Because no one else is doing it, I’m going to take the hit. Feather Fall in D&D 5e prevents falling damage, not fall damage. Sorry to ruin the pun, but someone had to.
You did not successfully ruin the pun, as it has been made clear it does not live or die by the Ing.
However, you did ruin the mood. I banish you to a lower tier.
Hey, at least 16 people enjoyed my contribution, and I think I got some down votes so more than that. I think I did fine. Also, banishment only lasts for 1 minute, so I’m back.
The English language still backs it up. If you fall, you are falling. Simply because there is an ing missing from the text of a thing not said in the joke doesn’t mean that the joke doesn’t work. On top of that there’s the whole part of how the DM is God in a game, not the DMG or the rule book.
You didn’t ruin anything. Just weirdly pedantic for no reason
Weirdly pedantic is fun sometimes, and I’d say especially so with D&D 5e rules that often are very poorly worded.
Damage taken from being the Fall season would be called “Fall damage” in English though. It is not a verb that you did, it is a noun that is. You are not falling. It is fall. Falling is only from a present tense verb of fall.
Sorry to be more pedantic.
Damage taken from being the Fall season would be called “Fall damage” in English though.
If I’m in a fight, I’m fighting. If I’m on a walk, I’m walking. On a hike? Hiking. If I’m at a party, I’m partying. If there’s rain in the air, it’s raining. If I’m applying butter to my toast, I’m buttering my toast. If I’m on a boat, I’m boating. If I’m in the middle of a fall, I’m falling.
Is it hard to understand that someone is referring to the act of entering Fall (or being in the middle of Fall) when they call it “falling?”
Regardless of whether you find that difficult to understand or to accept, it’s a well-established linguistic phenomenon known as “verbification.”
You are not falling. It is fall. Falling is only from a present tense verb of fall.
You’re wrong on several counts.
First, you don’t suffer “falling damage” from falling. You suffer it from landing after falling (refer to page 183 of the PHB if you don’t believe me). However, casting Feather Fall is a reaction that you can take when you or another creature “falls,” so it was appropriate to cast it at the start of the season.
Second, “falling” is not the present tense of “fall.” The simple present tense of “fall” is “fall” or “falls,” but other “present tenses” include: the present perfect simple (“He has fallen”), present progressive/continuous, and present perfect progressive.
“Falling” is the present participle, and it can be used both as an adjective (“The falling bard”) and as part of the past continuous/progress (“The bard was falling”), present continuous/progressive (“The bard is falling”), and future continuous/progressive (“The bard will be falling”) verb tenses, as well as with their perfect variants (had been falling, has been falling, will have been falling).

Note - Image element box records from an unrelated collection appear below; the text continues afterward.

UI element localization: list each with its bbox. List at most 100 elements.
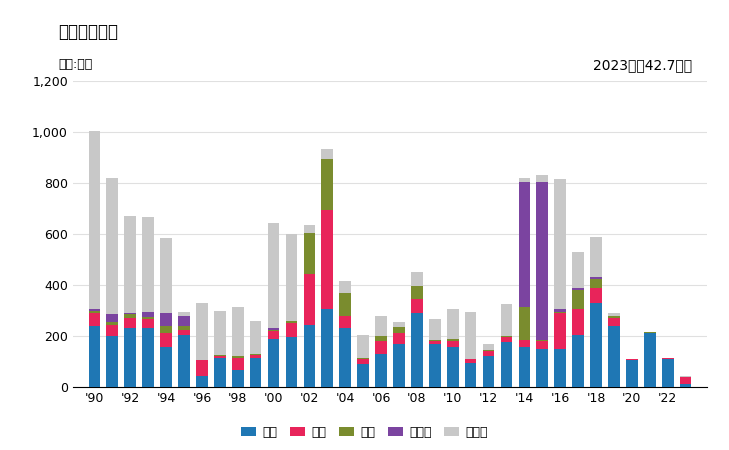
Bar — [429, 344, 440, 387]
Text: 輸出量の推移: 輸出量の推移 — [58, 22, 118, 40]
Bar — [303, 274, 315, 324]
Bar — [340, 328, 351, 387]
Bar — [447, 341, 459, 347]
Bar — [357, 358, 369, 359]
Bar — [357, 359, 369, 364]
Bar — [537, 340, 548, 341]
Bar — [501, 336, 512, 338]
Bar — [465, 363, 477, 387]
Bar — [340, 292, 351, 315]
Bar — [501, 338, 512, 342]
Bar — [572, 252, 584, 288]
Bar — [286, 323, 297, 338]
Bar — [268, 328, 279, 329]
Bar — [590, 277, 602, 279]
Bar — [518, 347, 530, 387]
Bar — [554, 312, 566, 313]
Bar — [357, 364, 369, 387]
Bar — [125, 315, 136, 318]
Bar — [214, 355, 226, 356]
Bar — [214, 310, 226, 355]
Bar — [106, 178, 118, 314]
Bar — [411, 313, 423, 387]
Bar — [250, 355, 262, 358]
Bar — [626, 359, 638, 360]
Text: 2023年：42.7トン: 2023年：42.7トン — [593, 58, 693, 72]
Bar — [196, 360, 208, 375]
Bar — [340, 281, 351, 292]
Bar — [680, 376, 691, 377]
Bar — [572, 335, 584, 387]
Bar — [321, 210, 333, 309]
Bar — [393, 333, 405, 344]
Bar — [429, 341, 440, 344]
Bar — [286, 321, 297, 323]
Bar — [268, 329, 279, 331]
Bar — [411, 299, 423, 313]
Bar — [662, 358, 674, 359]
Bar — [178, 315, 190, 326]
Bar — [501, 304, 512, 336]
Bar — [125, 313, 136, 314]
Bar — [608, 315, 620, 318]
Bar — [142, 320, 154, 328]
Bar — [590, 237, 602, 277]
Bar — [411, 286, 423, 299]
Bar — [608, 318, 620, 326]
Bar — [142, 217, 154, 312]
Bar — [160, 313, 172, 326]
Bar — [178, 335, 190, 387]
Bar — [465, 359, 477, 363]
Bar — [214, 358, 226, 387]
Bar — [89, 326, 100, 387]
Bar — [286, 338, 297, 387]
Bar — [250, 358, 262, 387]
Bar — [608, 326, 620, 387]
Bar — [680, 377, 691, 384]
Bar — [501, 342, 512, 387]
Bar — [106, 314, 118, 322]
Bar — [518, 178, 530, 182]
Bar — [268, 331, 279, 338]
Bar — [340, 315, 351, 328]
Bar — [554, 179, 566, 309]
Bar — [429, 340, 440, 341]
Bar — [89, 310, 100, 313]
Bar — [178, 326, 190, 329]
Bar — [590, 303, 602, 387]
Bar — [160, 326, 172, 333]
Bar — [321, 159, 333, 210]
Bar — [572, 288, 584, 290]
Bar — [321, 309, 333, 387]
Bar — [483, 351, 494, 356]
Bar — [142, 328, 154, 387]
Bar — [106, 322, 118, 324]
Bar — [232, 356, 243, 358]
Bar — [590, 288, 602, 303]
Bar — [142, 312, 154, 317]
Bar — [89, 309, 100, 310]
Bar — [214, 356, 226, 358]
Bar — [447, 347, 459, 387]
Bar — [554, 349, 566, 387]
Bar — [554, 313, 566, 349]
Bar — [250, 321, 262, 354]
Bar — [644, 332, 655, 333]
Bar — [393, 344, 405, 387]
Bar — [268, 222, 279, 328]
Bar — [303, 225, 315, 233]
Bar — [537, 341, 548, 349]
Bar — [518, 182, 530, 307]
Bar — [375, 336, 387, 341]
Bar — [375, 315, 387, 336]
Bar — [232, 358, 243, 370]
Bar — [608, 313, 620, 315]
Bar — [178, 312, 190, 315]
Bar — [303, 233, 315, 274]
Bar — [375, 341, 387, 354]
Text: 単位:トン: 単位:トン — [58, 58, 93, 72]
Bar — [160, 347, 172, 387]
Bar — [232, 370, 243, 387]
Bar — [447, 309, 459, 338]
Bar — [465, 312, 477, 359]
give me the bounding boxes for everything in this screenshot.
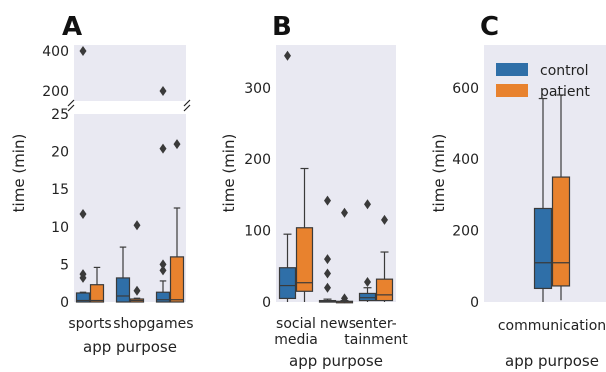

Since we have all decided to be pedantic, ‘falling’ is not the past tense of ‘fall’.
Its like a participle or gerund or some shit that means it is happening now. edit either I misread or original message was edited. Regardless others have thoroughly beaten me at being pedantic.
Can someone explain?
They entered into fall, so the bard prevented fall damage by using feather fall.
Another word for the season of Autumn is Fall.
Thus, the DM is about to make a pun about Fall damage. The player of the bard notices the incoming pun, takes defensive action via casting a counter-pun spell, and thus prevents a table full of groaning and moaning, and possibly even laughter.
Laughter from a pun like this is a rare thing, a charisma check of 19 with disadvantage.
DM: Instead of leaves, the forest is covered in what appears to be goose down.